Her husband was untying the cords of the long pasteboard box with slow and patient fingers. He was a man who had never cut a string in his life. The children were standing by in what seemed unnecessary excitement, their faces all turned to her as she came toward them. Edward had lifted the cover of the box.

“What color are your clothes, Edward?” asked his wife. It was the first time that he had ever bought anything without consulting her.

“What color? Oh—brown,” said Mr. Atwood. He swooped her into a front place in the circle with his long arm. “Here, look and tell me what you think of this.”

“Edward!”

“Lined throughout with taffeta, gores on every frill—why, Jo! Bring your mother a chair, Josephine.”

Before the eyes of Mrs. Atwood lay the rich folds of a cloth skirt, surmounted by a jacket trimmed with fur.

She lay back in the armchair with the family clustered around her, their tongues loosened.

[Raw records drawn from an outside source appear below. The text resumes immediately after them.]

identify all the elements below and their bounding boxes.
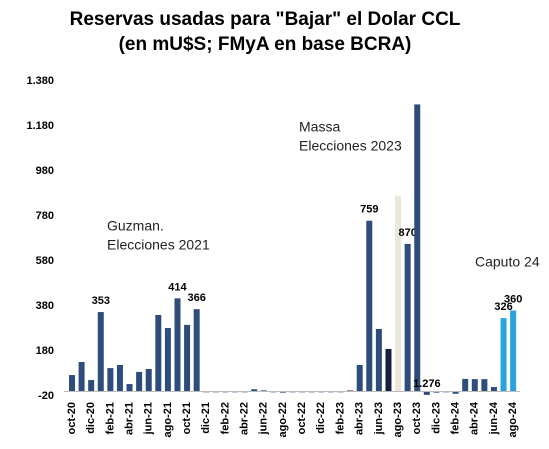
bar: [490, 387, 497, 392]
data-label: 759: [360, 204, 378, 216]
x-tick-label: jun-22: [258, 402, 270, 435]
annotation: Elecciones 2023: [299, 138, 402, 154]
bar: [356, 364, 363, 392]
x-tick-label: ago-24: [507, 401, 519, 437]
annotation: Caputo 24: [475, 254, 540, 270]
y-tick-label: 980: [36, 165, 54, 177]
x-tick-label: abr-22: [239, 402, 251, 435]
x-tick-label: abr-24: [469, 401, 481, 435]
bar: [155, 315, 162, 392]
bar: [481, 379, 488, 392]
bar: [126, 384, 133, 392]
data-label: 1.276: [413, 378, 441, 390]
bar: [347, 390, 354, 392]
x-tick-label: ago-21: [162, 402, 174, 437]
annotation: Elecciones 2021: [107, 237, 210, 253]
bar: [116, 364, 123, 392]
bar: [193, 309, 200, 392]
x-tick-label: oct-22: [296, 402, 308, 434]
x-tick-label: dic-22: [315, 402, 327, 434]
y-tick-label: 180: [36, 345, 54, 357]
data-label: 353: [92, 295, 110, 307]
x-tick-label: dic-20: [85, 402, 97, 434]
annotation: Guzman.: [107, 218, 164, 234]
data-label: 366: [187, 292, 205, 304]
x-tick-label: jun-23: [373, 402, 385, 435]
bar: [462, 378, 469, 392]
bar: [107, 368, 114, 392]
x-tick-label: feb-21: [104, 402, 116, 434]
x-tick-label: oct-23: [411, 402, 423, 434]
x-tick-label: dic-23: [430, 402, 442, 434]
data-label: 870: [398, 227, 416, 239]
bar: [184, 324, 191, 392]
bar: [375, 328, 382, 392]
bar: [433, 391, 440, 393]
bar: [88, 380, 95, 392]
bar: [471, 379, 478, 392]
x-tick-label: jun-21: [143, 402, 155, 435]
bar: [423, 391, 430, 395]
chart-title: Reservas usadas para "Bajar" el Dolar CC…: [70, 9, 461, 30]
y-tick-label: 380: [36, 300, 54, 312]
data-label: 360: [504, 293, 522, 305]
chart-subtitle: (en mU$S; FMyA en base BCRA): [119, 34, 412, 55]
y-tick-label: 1.380: [26, 75, 54, 87]
x-tick-label: ago-23: [392, 402, 404, 437]
bar: [260, 390, 267, 392]
x-tick-label: dic-21: [200, 402, 212, 434]
x-tick-label: ago-22: [277, 402, 289, 437]
bar: [404, 243, 411, 392]
y-tick-label: 580: [36, 255, 54, 267]
x-tick-label: abr-21: [123, 402, 135, 435]
bar: [97, 312, 104, 392]
x-tick-label: feb-22: [219, 402, 231, 434]
bar: [279, 391, 286, 393]
bar: [414, 104, 421, 392]
x-tick-label: abr-23: [354, 402, 366, 435]
bar: [500, 318, 507, 392]
x-tick-label: feb-24: [450, 401, 462, 434]
y-tick-label: 780: [36, 210, 54, 222]
bar: [145, 369, 152, 392]
x-tick-label: feb-23: [334, 402, 346, 434]
bar: [174, 298, 181, 392]
bar: [164, 328, 171, 392]
bar: [385, 348, 392, 392]
x-tick-label: oct-20: [66, 402, 78, 434]
y-tick-label: -20: [38, 390, 54, 402]
bar: [251, 389, 258, 392]
y-tick-label: 1.180: [26, 120, 54, 132]
x-tick-label: jun-24: [488, 401, 500, 435]
data-label: 414: [168, 281, 187, 293]
bar: [366, 220, 373, 392]
bar: [69, 375, 75, 392]
annotation: Massa: [299, 119, 340, 135]
bar: [452, 391, 459, 394]
data-label: 326: [494, 301, 512, 313]
bar: [395, 195, 402, 392]
bar: [510, 310, 517, 392]
bar: [78, 362, 85, 392]
x-tick-label: oct-21: [181, 402, 193, 434]
bar: [136, 371, 143, 392]
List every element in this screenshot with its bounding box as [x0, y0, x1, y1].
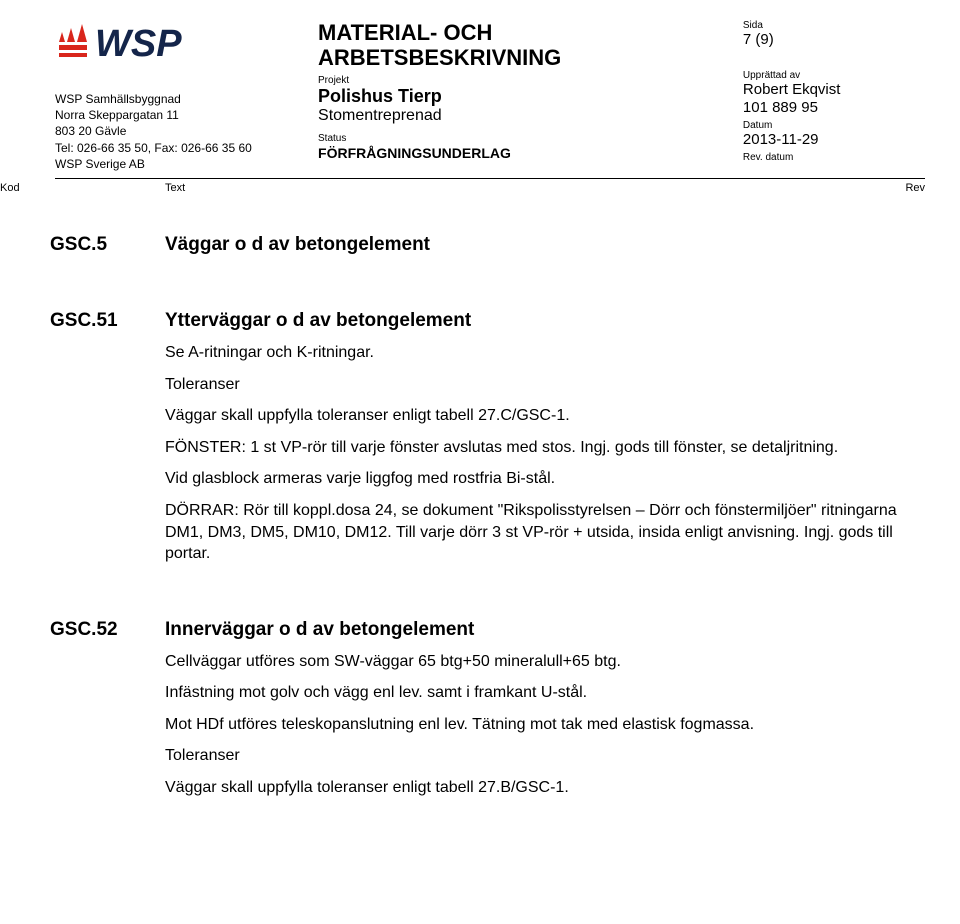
wsp-logo: WSP [55, 20, 308, 83]
section-heading: Ytterväggar o d av betongelement [165, 310, 925, 332]
section-gsc5: GSC.5 Väggar o d av betongelement [55, 234, 925, 266]
section-gsc52: GSC.52 Innerväggar o d av betongelement … [55, 619, 925, 809]
company-line: WSP Sverige AB [55, 156, 308, 172]
paragraph: DÖRRAR: Rör till koppl.dosa 24, se dokum… [165, 500, 925, 565]
datum-label: Datum [743, 120, 925, 131]
paragraph: FÖNSTER: 1 st VP-rör till varje fönster … [165, 437, 925, 459]
author-number: 101 889 95 [743, 99, 925, 117]
document-body: GSC.5 Väggar o d av betongelement GSC.51… [55, 234, 925, 809]
project-sub: Stomentreprenad [318, 107, 733, 125]
projekt-label: Projekt [318, 75, 733, 86]
kod-header: Kod [0, 182, 55, 194]
company-info: WSP Samhällsbyggnad Norra Skeppargatan 1… [55, 91, 308, 172]
paragraph: Toleranser [165, 745, 925, 767]
paragraph: Toleranser [165, 374, 925, 396]
project-name: Polishus Tierp [318, 87, 733, 107]
paragraph: Infästning mot golv och vägg enl lev. sa… [165, 682, 925, 704]
section-gsc51: GSC.51 Ytterväggar o d av betongelement … [55, 310, 925, 575]
sida-value: 7 (9) [743, 31, 925, 49]
section-code: GSC.51 [50, 310, 165, 575]
sida-label: Sida [743, 20, 925, 31]
section-code: GSC.5 [50, 234, 165, 266]
upprattad-label: Upprättad av [743, 70, 925, 81]
rev-header: Rev [885, 182, 925, 194]
text-header: Text [55, 182, 885, 194]
paragraph: Mot HDf utföres teleskopanslutning enl l… [165, 714, 925, 736]
status-value: FÖRFRÅGNINGSUNDERLAG [318, 145, 733, 161]
paragraph: Se A-ritningar och K-ritningar. [165, 342, 925, 364]
section-heading: Väggar o d av betongelement [165, 234, 925, 256]
status-label: Status [318, 133, 733, 144]
company-line: WSP Samhällsbyggnad [55, 91, 308, 107]
paragraph: Väggar skall uppfylla toleranser enligt … [165, 777, 925, 799]
company-line: Tel: 026-66 35 50, Fax: 026-66 35 60 [55, 140, 308, 156]
author-name: Robert Ekqvist [743, 81, 925, 99]
datum-value: 2013-11-29 [743, 131, 925, 149]
revdatum-label: Rev. datum [743, 152, 925, 163]
document-title: MATERIAL- OCH ARBETSBESKRIVNING [318, 20, 733, 71]
company-line: 803 20 Gävle [55, 123, 308, 139]
section-code: GSC.52 [50, 619, 165, 809]
paragraph: Cellväggar utföres som SW-väggar 65 btg+… [165, 651, 925, 673]
column-headers-row: Kod Text Rev [55, 178, 925, 194]
section-heading: Innerväggar o d av betongelement [165, 619, 925, 641]
document-header: WSP WSP Samhällsbyggnad Norra Skeppargat… [55, 20, 925, 172]
svg-text:WSP: WSP [95, 23, 182, 65]
paragraph: Väggar skall uppfylla toleranser enligt … [165, 405, 925, 427]
company-line: Norra Skeppargatan 11 [55, 107, 308, 123]
paragraph: Vid glasblock armeras varje liggfog med … [165, 468, 925, 490]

“We all knew about it—” “We promised not to tell—” “We wanted to see you get it—” “There won’t be anybody as pretty as you, mamma.” “You left out that letter of measurements, and papa and I took it to Aunt Cynthia”—this from Josephine—“and she helped us. She says you’re disgracefully unselfish.” The girl emphasized her remark with a sudden and strangling hug. “There isn’t anybody in the world as good as you are. I was watching you all last week; I knew you wouldn’t buy a thing. But it was papa who thought of doing it, when I told him. Feel the stuff—isn’t it lovely? so thick and soft. He and Aunt Cynthia said you should have the best; she can spend money! And you’re to go uptown to-morrow with me to buy a hat with red in it, and if the suit needs altering it can be done then. Don’t you like it, mamma?”

“It’s perfectly beautiful,” said the mother, her hands clasped in those of her three darlings, but her eyes sought her husband’s.

He alone said nothing, but stood regarding her with twinkling eyes, through a suspicion of moisture. What did she see in them? The love and kindness that clothed her not only with silk and wool, but with honor; that made of this new raiment a vesture wherein she entered that special and exquisite heaven of the woman whose husband and children arise up and call her blessed.